Meta, anciennement connu sous le nom de Facebook, fait face à de nouvelles accusations de la part d'investisseurs pour avoir prétendument enfreint les lois fédérales sur les valeurs mobilières en présentant des déclarations inexactes sur les dommages que ses produits peuvent causer.
Le procès du procureur général de l'Ohio Dave Yost allègue que Facebook a induit le public en erreur sur les effets négatifs que ses applications peuvent avoir sur le bien-être des enfants. Yost a déposé l'affaire en tant que recours collectif fédéral au nom d'un fonds de pension public de l'Ohio et d'autres investisseurs de Facebook.

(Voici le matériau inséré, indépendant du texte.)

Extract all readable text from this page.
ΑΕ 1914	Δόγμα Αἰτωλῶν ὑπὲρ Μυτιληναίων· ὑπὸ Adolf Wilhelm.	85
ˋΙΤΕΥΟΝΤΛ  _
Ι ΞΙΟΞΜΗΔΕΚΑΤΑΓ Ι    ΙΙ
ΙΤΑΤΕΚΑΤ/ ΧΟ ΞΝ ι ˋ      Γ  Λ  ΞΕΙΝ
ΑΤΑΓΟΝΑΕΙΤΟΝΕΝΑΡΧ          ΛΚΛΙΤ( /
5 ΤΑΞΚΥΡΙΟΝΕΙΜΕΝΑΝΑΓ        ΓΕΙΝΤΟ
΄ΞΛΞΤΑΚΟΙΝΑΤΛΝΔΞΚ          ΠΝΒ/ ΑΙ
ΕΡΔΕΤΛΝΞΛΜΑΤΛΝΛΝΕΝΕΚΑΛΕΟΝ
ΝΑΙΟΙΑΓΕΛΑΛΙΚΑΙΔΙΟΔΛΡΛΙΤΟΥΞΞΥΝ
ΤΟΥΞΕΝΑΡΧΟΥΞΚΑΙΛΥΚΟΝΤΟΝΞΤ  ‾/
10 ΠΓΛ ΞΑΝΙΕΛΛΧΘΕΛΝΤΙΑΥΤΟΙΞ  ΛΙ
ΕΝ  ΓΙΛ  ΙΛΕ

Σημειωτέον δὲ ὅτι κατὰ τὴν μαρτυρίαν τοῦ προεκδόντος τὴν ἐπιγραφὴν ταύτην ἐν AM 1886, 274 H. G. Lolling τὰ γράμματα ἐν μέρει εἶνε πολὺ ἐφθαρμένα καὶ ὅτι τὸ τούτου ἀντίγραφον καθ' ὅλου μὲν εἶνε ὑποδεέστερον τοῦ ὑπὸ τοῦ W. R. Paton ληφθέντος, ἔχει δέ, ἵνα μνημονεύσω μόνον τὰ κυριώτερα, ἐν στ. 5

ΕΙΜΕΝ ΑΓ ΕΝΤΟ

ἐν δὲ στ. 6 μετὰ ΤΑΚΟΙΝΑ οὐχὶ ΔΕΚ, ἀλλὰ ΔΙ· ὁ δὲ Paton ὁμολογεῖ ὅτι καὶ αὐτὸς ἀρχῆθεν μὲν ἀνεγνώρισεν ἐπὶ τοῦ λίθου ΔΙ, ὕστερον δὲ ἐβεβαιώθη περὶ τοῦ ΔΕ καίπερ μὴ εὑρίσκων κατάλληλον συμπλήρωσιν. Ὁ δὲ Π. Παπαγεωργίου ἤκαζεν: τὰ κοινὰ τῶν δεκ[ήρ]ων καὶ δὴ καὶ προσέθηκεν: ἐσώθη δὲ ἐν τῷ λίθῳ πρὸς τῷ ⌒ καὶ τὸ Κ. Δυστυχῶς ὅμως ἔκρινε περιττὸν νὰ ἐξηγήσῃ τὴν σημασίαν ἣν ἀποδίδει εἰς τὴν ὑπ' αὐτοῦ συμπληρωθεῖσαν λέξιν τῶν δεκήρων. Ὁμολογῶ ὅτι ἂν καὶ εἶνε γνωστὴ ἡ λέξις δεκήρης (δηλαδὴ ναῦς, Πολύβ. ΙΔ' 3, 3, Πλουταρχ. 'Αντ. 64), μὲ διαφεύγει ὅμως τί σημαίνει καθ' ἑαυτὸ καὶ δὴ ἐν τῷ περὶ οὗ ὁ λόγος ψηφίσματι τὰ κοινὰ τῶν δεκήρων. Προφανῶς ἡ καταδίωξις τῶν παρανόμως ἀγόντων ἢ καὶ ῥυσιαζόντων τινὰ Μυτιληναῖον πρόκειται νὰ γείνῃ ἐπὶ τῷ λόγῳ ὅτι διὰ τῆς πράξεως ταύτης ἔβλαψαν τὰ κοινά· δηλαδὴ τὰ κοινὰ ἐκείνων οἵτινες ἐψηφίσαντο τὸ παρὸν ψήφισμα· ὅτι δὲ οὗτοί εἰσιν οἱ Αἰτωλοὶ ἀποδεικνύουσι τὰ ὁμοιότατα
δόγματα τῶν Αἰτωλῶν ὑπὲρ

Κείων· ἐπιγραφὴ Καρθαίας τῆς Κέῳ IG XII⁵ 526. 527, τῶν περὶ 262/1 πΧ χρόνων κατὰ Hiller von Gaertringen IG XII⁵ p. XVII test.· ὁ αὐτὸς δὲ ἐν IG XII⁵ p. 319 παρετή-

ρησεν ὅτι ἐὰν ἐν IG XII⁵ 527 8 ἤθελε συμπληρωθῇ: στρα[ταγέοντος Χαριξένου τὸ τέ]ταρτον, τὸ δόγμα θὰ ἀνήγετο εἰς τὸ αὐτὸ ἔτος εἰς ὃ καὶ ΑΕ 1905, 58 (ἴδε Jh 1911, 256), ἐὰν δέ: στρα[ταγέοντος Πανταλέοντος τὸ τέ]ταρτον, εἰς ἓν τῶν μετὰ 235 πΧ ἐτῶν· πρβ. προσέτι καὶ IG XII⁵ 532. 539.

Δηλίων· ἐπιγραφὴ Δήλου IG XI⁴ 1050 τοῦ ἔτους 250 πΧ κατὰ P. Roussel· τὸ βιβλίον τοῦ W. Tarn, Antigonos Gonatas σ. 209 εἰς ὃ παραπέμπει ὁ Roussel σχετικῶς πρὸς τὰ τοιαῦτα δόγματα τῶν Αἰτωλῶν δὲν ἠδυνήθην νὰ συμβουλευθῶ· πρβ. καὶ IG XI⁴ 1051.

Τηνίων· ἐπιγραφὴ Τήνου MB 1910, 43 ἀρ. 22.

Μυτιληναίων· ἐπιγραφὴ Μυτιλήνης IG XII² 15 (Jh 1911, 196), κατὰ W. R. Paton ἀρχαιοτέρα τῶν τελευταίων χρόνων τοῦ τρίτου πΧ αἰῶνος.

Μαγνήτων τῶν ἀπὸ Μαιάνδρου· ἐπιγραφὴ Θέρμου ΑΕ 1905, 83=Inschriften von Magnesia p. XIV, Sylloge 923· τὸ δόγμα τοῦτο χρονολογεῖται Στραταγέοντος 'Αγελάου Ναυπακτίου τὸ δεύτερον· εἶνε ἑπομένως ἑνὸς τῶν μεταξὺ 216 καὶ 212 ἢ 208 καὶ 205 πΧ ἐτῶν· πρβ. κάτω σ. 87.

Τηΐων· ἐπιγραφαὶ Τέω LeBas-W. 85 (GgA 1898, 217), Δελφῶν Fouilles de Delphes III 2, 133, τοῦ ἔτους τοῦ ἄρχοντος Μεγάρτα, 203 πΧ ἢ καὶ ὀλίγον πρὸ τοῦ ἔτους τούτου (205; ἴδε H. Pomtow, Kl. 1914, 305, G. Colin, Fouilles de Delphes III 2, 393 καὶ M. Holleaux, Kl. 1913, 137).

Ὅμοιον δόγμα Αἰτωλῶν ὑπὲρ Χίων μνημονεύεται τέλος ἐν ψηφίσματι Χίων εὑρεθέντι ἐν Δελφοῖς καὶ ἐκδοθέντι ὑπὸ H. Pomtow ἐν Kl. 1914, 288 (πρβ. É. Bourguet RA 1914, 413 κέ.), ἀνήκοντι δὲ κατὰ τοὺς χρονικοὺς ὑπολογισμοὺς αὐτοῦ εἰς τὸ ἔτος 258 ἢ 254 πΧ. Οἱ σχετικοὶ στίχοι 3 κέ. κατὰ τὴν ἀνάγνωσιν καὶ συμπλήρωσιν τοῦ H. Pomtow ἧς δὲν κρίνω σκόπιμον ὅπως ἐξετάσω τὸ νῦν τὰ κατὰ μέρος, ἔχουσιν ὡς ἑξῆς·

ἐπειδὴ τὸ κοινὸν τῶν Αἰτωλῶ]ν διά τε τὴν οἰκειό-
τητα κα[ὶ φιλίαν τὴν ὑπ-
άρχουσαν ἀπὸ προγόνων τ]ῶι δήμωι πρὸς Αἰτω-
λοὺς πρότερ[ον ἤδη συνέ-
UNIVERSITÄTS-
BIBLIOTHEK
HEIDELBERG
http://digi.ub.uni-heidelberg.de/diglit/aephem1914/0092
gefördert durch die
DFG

L'affaire fait suite divulgations de l'ancienne employée de Facebook Frances Haugen, qui a remis un trésor de documents contenant des recherches internes aux journalistes, au Congrès et à la Securities and Exchange Commission. Les documents montrés Facebook avait mené des recherches évaluant la santé mentale l'impact de son application Instagram sur les adolescents et a constaté que le service de partage de photos aggravait les problèmes corporels d'une adolescente sur trois.
Facebook a répliqué en soulignant l'impact positif que ses services peuvent avoir sur les utilisateurs et a affirmé que certains des résultats de l'étude sur la santé mentale avaient été mal interprétés. Mais de nombreux législateurs et parents ont déclaré que Facebook aurait dû faire plus pour minimiser les dommages et améliorer l'expérience des utilisateurs.
Un porte-parole de Meta a qualifié la poursuite de "sans fondement" dans un communiqué et a déclaré : "nous nous défendrons vigoureusement".
Le procès allègue que le PDG Mark Zuckerberg et d'autres responsables de l'entreprise ont sciemment fait de fausses déclarations sur la sûreté et la sécurité de ses services. Il indique que la baisse de la valeur des actions de Facebook depuis la première publication des documents a fait perdre plus de 100 milliards de dollars au système de retraite des employés publics de l'Ohio (OPERS) et à d'autres investisseurs.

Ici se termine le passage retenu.